Luca Marinelli fait entrer Mussolini dans votre cœur
Dans le premier plan de la série, l'homme est baigné de lumière bleue, les yeux fermés, face à nous. Ils s'ouvrent lorsque la lumière se déplace, comme un rideau qui s'ouvre, et Mussolini commence à briser le quatrième mur et à nous parler avec passion et humour (ce qu'il fera tout au long du film ; Brecht a commencé à populariser cette idée à cette époque, donc bon, c'est logique).
Le public devient ainsi le confident de Mussolini et joue un rôle crucial dans la manipulation de notre sympathie et de notre loyauté à son égard. Nous l'accompagnons tandis qu'il parle poétiquement de l'Italie, de la guerre, de ses projets, de son journal et du fascisme, et nous le regardons monter sur scène devant une assemblée de ses hommes, alors composée d'à peine 200 personnes, un mouvement naissant et sanguinaire. Il se lève et parle comme George C. Scott au début de Patton, et nous ressentons un sentiment similaire de respect et d'intimidation envers cet homme.
Avec l'aide des artisans de l'équipe de tournage et des services maquillage (où l'acteur passait deux heures par jour), le mérite revient à un Luca Marinelli méconnaissable pour une interprétation stupéfiante du Duce. Chauve et maquillé avec 10 à 15 kilos en trop, Marinelli nous accueille dans les bras de Mussolini et nous fait rire et réfléchir. Même après qu'il ait commis les actes les plus dégoûtants et les plus odieux, on ne peut s'empêcher de rester dans son coin. C'est une chose effrayante, mais bonne pour la série ; après tout, nous sommes coincés avec lui (à l'époque et aujourd'hui). C'est ainsi que la série transmet sa compréhension du fascisme.
Un film politique parfait qui vous fera poser des questions
Il y a beaucoup plus à dire sur M. Son of the Century, mais c'est vraiment une série qu'il ne faut pas seulement regarder, mais absorber. Son style ravissant, sa production et ses costumes impeccables, sa cinématographie bancale, sa musique de tueur, ses excellentes performances et son montage délirant sont visibles dans presque chaque plan.
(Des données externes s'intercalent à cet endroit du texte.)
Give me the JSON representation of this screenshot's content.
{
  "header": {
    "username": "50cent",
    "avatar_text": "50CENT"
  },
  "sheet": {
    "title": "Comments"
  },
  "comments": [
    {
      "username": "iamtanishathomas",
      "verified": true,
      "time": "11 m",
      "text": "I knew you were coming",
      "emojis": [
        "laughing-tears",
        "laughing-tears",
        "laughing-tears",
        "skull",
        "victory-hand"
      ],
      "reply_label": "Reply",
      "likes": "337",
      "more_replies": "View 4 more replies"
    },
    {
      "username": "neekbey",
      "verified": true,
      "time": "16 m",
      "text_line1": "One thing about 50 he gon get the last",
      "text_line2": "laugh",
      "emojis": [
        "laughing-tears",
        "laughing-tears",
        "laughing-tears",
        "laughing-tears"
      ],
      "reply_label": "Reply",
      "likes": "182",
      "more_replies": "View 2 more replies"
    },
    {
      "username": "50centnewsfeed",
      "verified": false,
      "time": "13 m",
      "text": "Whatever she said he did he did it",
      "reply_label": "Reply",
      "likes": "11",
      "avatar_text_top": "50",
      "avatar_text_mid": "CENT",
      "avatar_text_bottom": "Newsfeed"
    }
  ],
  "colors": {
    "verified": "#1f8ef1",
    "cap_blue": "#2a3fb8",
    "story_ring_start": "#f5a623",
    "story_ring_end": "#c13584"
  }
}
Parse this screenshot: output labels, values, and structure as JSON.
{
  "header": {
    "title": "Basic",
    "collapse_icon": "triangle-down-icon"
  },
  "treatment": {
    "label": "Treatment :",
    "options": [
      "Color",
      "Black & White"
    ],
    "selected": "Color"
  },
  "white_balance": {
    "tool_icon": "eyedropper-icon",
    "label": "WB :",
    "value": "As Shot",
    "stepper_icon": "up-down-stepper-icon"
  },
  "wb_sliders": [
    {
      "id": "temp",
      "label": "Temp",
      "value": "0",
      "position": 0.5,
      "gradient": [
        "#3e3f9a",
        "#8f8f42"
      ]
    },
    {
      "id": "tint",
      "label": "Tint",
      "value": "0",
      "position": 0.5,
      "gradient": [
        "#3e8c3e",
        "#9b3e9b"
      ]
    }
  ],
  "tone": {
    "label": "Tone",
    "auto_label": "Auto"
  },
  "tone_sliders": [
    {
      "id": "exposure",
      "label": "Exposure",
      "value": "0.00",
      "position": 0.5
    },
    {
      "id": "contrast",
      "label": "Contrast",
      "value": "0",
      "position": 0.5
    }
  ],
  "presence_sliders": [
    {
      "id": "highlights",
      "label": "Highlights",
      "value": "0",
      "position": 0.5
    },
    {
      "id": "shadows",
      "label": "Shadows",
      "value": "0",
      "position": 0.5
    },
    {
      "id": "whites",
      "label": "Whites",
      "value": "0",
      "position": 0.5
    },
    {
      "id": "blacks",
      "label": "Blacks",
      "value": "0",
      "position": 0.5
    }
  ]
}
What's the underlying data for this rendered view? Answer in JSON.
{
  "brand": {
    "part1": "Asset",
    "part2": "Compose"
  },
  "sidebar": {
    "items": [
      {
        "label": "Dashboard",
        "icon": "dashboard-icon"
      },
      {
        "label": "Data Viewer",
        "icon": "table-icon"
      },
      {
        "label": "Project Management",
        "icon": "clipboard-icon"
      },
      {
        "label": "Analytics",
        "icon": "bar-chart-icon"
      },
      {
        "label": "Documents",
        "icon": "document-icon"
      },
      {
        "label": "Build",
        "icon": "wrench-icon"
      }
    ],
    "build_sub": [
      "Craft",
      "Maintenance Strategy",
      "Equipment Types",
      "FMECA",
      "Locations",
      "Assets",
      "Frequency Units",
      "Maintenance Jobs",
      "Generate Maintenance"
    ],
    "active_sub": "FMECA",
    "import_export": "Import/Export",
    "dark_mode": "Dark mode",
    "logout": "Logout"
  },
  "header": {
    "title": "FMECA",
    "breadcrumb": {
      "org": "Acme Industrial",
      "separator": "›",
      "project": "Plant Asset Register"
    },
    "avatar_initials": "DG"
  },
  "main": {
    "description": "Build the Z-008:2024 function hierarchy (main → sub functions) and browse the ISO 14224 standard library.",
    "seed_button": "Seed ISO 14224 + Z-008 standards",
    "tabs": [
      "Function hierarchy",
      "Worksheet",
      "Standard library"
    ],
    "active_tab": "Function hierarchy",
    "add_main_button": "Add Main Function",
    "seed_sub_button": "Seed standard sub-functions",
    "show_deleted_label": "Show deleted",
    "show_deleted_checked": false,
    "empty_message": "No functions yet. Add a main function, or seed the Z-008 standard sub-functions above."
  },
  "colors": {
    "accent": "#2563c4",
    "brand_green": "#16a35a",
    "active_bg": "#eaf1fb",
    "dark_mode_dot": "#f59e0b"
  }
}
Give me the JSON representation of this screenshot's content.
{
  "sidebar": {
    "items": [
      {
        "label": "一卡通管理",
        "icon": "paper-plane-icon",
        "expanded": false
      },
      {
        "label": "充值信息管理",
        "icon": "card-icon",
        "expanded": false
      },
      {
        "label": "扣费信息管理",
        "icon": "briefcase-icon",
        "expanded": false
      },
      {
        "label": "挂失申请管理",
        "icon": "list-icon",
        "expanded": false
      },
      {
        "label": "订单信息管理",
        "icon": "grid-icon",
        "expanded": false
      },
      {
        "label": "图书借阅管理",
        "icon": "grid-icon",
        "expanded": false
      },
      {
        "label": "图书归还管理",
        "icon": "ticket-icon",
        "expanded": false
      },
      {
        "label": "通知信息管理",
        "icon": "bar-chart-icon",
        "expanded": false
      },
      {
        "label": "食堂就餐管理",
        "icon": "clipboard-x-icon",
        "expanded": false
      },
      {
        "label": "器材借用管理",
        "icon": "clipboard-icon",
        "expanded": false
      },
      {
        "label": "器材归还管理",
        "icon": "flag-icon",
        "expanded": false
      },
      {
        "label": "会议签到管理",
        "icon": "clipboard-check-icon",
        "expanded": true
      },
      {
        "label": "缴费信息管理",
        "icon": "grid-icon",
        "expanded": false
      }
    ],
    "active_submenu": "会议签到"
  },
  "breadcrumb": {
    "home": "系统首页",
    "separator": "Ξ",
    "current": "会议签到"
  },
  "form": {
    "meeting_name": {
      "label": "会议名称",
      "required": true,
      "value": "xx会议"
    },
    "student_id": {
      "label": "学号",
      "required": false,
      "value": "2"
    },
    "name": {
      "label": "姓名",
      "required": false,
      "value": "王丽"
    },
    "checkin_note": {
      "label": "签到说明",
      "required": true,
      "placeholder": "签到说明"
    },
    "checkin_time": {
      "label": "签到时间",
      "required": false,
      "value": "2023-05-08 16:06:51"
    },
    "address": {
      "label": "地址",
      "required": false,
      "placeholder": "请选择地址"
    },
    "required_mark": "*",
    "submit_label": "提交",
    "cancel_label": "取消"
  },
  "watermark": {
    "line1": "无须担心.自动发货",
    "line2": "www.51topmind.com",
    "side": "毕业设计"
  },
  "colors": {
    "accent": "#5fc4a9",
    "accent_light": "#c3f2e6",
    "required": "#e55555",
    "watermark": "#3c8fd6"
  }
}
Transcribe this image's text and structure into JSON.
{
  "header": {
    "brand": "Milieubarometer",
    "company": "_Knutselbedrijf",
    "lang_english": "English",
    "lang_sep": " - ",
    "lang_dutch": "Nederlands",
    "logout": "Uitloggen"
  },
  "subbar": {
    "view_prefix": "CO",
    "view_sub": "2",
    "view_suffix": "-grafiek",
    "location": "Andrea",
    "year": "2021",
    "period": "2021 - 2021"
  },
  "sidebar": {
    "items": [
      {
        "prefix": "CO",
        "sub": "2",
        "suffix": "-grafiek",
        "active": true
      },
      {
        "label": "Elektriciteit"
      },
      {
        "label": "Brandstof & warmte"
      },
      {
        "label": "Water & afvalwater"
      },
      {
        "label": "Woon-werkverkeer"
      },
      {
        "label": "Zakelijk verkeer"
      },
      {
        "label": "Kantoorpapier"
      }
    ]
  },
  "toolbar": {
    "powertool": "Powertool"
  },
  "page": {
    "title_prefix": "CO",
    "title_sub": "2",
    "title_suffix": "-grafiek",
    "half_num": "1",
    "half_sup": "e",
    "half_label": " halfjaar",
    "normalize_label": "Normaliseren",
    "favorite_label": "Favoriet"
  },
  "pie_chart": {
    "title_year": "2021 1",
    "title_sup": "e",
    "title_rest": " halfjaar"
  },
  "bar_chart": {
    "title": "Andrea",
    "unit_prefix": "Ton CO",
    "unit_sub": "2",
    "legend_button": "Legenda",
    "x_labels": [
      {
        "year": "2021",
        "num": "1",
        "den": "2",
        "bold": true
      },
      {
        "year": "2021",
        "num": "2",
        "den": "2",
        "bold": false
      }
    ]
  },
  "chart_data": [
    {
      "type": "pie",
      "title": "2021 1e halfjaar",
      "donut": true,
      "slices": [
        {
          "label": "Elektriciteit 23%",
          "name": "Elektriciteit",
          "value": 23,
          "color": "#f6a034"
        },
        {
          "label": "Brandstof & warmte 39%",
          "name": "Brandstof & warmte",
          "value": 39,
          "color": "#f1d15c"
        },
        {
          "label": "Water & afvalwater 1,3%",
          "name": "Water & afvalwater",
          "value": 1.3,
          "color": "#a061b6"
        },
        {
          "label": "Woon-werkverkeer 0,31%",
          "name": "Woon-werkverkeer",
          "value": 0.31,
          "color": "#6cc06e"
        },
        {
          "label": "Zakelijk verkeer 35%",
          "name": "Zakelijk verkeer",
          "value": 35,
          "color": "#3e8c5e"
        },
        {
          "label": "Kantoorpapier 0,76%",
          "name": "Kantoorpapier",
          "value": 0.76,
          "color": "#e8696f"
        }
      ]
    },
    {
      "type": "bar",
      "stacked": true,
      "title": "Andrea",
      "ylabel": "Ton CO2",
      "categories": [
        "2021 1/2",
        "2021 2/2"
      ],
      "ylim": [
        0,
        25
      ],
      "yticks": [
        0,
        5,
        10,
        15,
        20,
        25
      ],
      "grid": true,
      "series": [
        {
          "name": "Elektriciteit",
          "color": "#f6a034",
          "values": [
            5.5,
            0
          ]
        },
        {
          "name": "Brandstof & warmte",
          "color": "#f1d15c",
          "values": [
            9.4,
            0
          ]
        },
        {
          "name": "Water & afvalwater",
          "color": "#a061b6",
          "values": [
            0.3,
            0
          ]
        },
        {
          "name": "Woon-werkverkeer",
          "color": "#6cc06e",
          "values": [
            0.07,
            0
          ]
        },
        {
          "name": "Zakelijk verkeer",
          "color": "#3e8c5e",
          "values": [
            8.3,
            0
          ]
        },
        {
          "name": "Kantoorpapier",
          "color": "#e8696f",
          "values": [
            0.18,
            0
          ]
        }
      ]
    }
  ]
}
Appelez-le exagéré ou appelez-le maximalisme (ou même futurisme) – quoi qu'il en soit, il ne devient pas ennuyeux, peut-être parce qu'il reflète si bien les changements incessants et palpitants qui se produisaient à l'époque. Il le décrit alors et on a l'impression qu'il est maintenant.
Oui, la série est issue d'un parti pris politique très basique (centre-gauche principalement), donc ses allusions parfois peu subtiles à la montée de l'extrémisme d'extrême droite à travers le monde peuvent agacer certains spectateurs conservateurs, comme le font la plupart des œuvres d'art à thème sociopolitique. Vous pourriez même être simplement gêné par le fait que M – Son of the Century vous ait amené à sympathiser avec un fasciste. Mais si c'est ce qui vous contrarie, au lieu de maudire la série et/ou de l'éteindre, pourquoi ne pas vous asseoir et réfléchir, pourquoi cela vous a-t-il mis en colère ? Qui a-t-il blessé et les protégez-vous ? À qui êtes-vous redevable ? Ont-ils fermé vos portes à d'autres sons et pensées ? N'ont-ils pas perdu leur charme ? Et qu'est-ce qu'ils ont de si fort et ce mépris infini dans leurs cœurs ?
M – Son of the Century est une production de Sky Studios, Pathé, Small Forward Productions, Fremantle, Cinecittà SpA et The Apartment Pictures, et a été projeté au Festival du film de Venise et au Festival du film de Toronto. Il sera diffusé en exclusivité sur Sky et en streaming sur NOW en 2025. Consultez cet espace pour savoir quand et où le regarder vous-même.